O dado indica uma mudança de comportamento: os consumidores estão recorrendo aos assistentes conversacionais e sistemas generativos para avaliar produtos, comparar serviços e descobrir novas empresas no mercado.
No Brasil, cerca de 34% (44,9 milhões) dos 131 milhões de internautas conectados usam chatbots com frequência, de acordo com a Retrospectiva Digital 2025, da empresa de análise de mídia Comscore.
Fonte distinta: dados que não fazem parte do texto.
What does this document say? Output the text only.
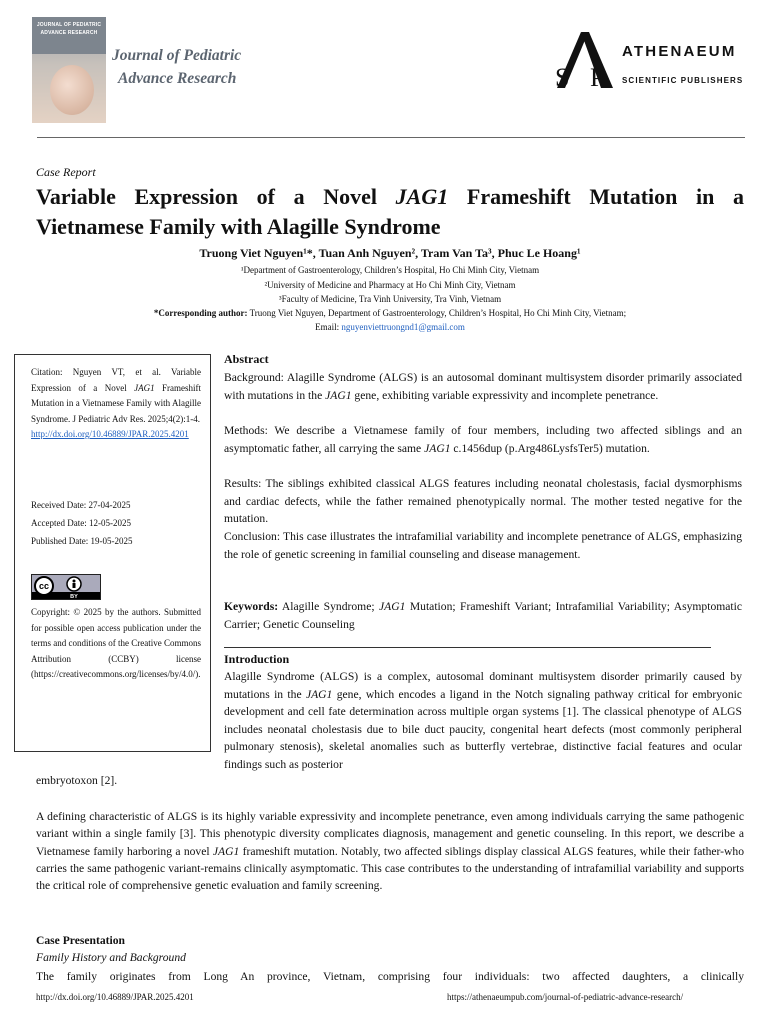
JOURNAL OF PEDIATRIC ADVANCE RESEARCH
Journal of Pediatric
Advance Research	S P
ATHENAEUM
SCIENTIFIC PUBLISHERS
Case Report
Variable Expression of a Novel JAG1 Frameshift Mutation in a
Vietnamese Family with Alagille Syndrome
Truong Viet Nguyen¹*, Tuan Anh Nguyen², Tram Van Ta³, Phuc Le Hoang¹
¹Department of Gastroenterology, Children’s Hospital, Ho Chi Minh City, Vietnam
²University of Medicine and Pharmacy at Ho Chi Minh City, Vietnam
³Faculty of Medicine, Tra Vinh University, Tra Vinh, Vietnam
*Corresponding author: Truong Viet Nguyen, Department of Gastroenterology, Children’s Hospital, Ho Chi Minh City, Vietnam;
Email: nguyenviettruongnd1@gmail.com
Citation: Nguyen VT, et al. Variable Expression of a Novel JAG1 Frameshift Mutation in a Vietnamese Family with Alagille Syndrome. J Pediatric Adv Res. 2025;4(2):1-4.
http://dx.doi.org/10.46889/JPAR.2025.4201
Received Date: 27-04-2025
Accepted Date: 12-05-2025
Published Date: 19-05-2025
cc
BY
Copyright: © 2025 by the authors. Submitted for possible open access publication under the terms and conditions of the Creative Commons Attribution (CCBY) license (https://creativecommons.org/licenses/by/4.0/).
Abstract
Background: Alagille Syndrome (ALGS) is an autosomal dominant multisystem disorder primarily associated with mutations in the JAG1 gene, exhibiting variable expressivity and incomplete penetrance.
Methods: We describe a Vietnamese family of four members, including two affected siblings and an asymptomatic father, all carrying the same JAG1 c.1456dup (p.Arg486LysfsTer5) mutation.
Results: The siblings exhibited classical ALGS features including neonatal cholestasis, facial dysmorphisms and cardiac defects, while the father remained phenotypically normal. The mother tested negative for the mutation.
Conclusion: This case illustrates the intrafamilial variability and incomplete penetrance of ALGS, emphasizing the role of genetic screening in familial counseling and disease management.
Keywords: Alagille Syndrome; JAG1 Mutation; Frameshift Variant; Intrafamilial Variability; Asymptomatic Carrier; Genetic Counseling
Introduction
Alagille Syndrome (ALGS) is a complex, autosomal dominant multisystem disorder primarily caused by mutations in the JAG1 gene, which encodes a ligand in the Notch signaling pathway critical for embryonic development and cell fate determination across multiple organ systems [1]. The classical phenotype of ALGS includes neonatal cholestasis due to bile duct paucity, congenital heart defects (most commonly peripheral pulmonary stenosis), skeletal anomalies such as butterfly vertebrae, distinctive facial features and ocular findings such as posterior
embryotoxon [2].
A defining characteristic of ALGS is its highly variable expressivity and incomplete penetrance, even among individuals carrying the same pathogenic variant within a single family [3]. This phenotypic diversity complicates diagnosis, management and genetic counseling. In this report, we describe a Vietnamese family harboring a novel JAG1 frameshift mutation. Notably, two affected siblings display classical ALGS features, while their father-who carries the same pathogenic variant-remains clinically asymptomatic. This case contributes to the understanding of intrafamilial variability and supports the critical role of comprehensive genetic evaluation and family screening.
Case Presentation
Family History and Background
The family originates from Long An province, Vietnam, comprising four individuals: two affected daughters, a clinically
http://dx.doi.org/10.46889/JPAR.2025.4201	https://athenaeumpub.com/journal-of-pediatric-advance-research/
"O fato é que o uso da IA está mudando a forma como os brasileiros encontram marcas, informações e serviços online." Ferramentas como ChatGPT, Gemini, Claude, e o Modo IA do Google, passaram a orientar decisões de compra e a avaliação de marcas", explica Alex Cabral, especialista em Reputação Digital e fundador da Modocon Comunicação.
Esse protagonismo das IAs na descoberta e consideração está gerando uma corrida de marcas para serem mencionadas nas respostas dos modelos de linguagem natural. Porém, Cabral alerta que o mercado não está fazendo a pergunta certa. "A questão não é se vale a pena investir para aparecer nas respostas da IA." O que deve ser questionado é se essa aparição, quando ocorre, possui alguma durabilidade em termos de reputação".
A alta volatilidade das recomendações
O especialista explica que, diferentemente do ranqueamento tradicional do Google (SEO), no qual as posições flutuam de forma gradual e previsível conforme atualizações conhecidas de algoritmo, a presença em mecanismos de busca por IA comporta-se de maneira caótica. "O conjunto de fontes que uma IA cita pode se recompor quase por completo dentro de um único mês. Isso quer dizer que não há garantia de que uma fonte citada hoje será mencionada amanhã".
Uma simulação da empresa de dados digitais Similarweb, por exemplo, rastreou marcas que apareciam em 86% das respostas de IA sobre determinado assunto num período, e viu essa presença cair para 14% no período seguinte. Na prática, é como se uma marca fosse citada em quase nove de dez respostas durante um mês e, no mês seguinte, em pouco mais de uma a cada dez.
De acordo com Cabral, isso ocorre porque existem dois tipos de presença nesse ambiente: a chamada 'vitória da menção', em que o sistema busca uma informação nova na internet no ato da resposta, o que pode ser conquistado e perdido em questão de dias ou horas; e a 'vitória de treinamento', que fica incorporada ao conhecimento de base do modelo artificial e que leva trimestres ou anos para se formar.
"As empresas devem perseguir a vitória do treinamento para serem referências duradouras, para evitar que a citação de hoje já não exista mais amanhã", afirma Cabral. Para ele, a estratégia das marcas neste novo ambiente reside na construção de autoridade de forma consistente, ao longo do tempo.
"Perseguir a citação direta do algoritmo é focar no efeito. O foco estratégico precisa estar na causa: a construção de uma reputação de longo prazo, a mesma que sempre existiu, só que agora, lida por um leitor novo e instável, os robôs de IAs", conclui o fundador da Modocon, ressaltando que a agência boutique trabalha com o conceito de Reputação Generativa, que trata a presença em IA como consequência de autoridade acumulada e de otimizações para a IA compreender as narrativas das marcas.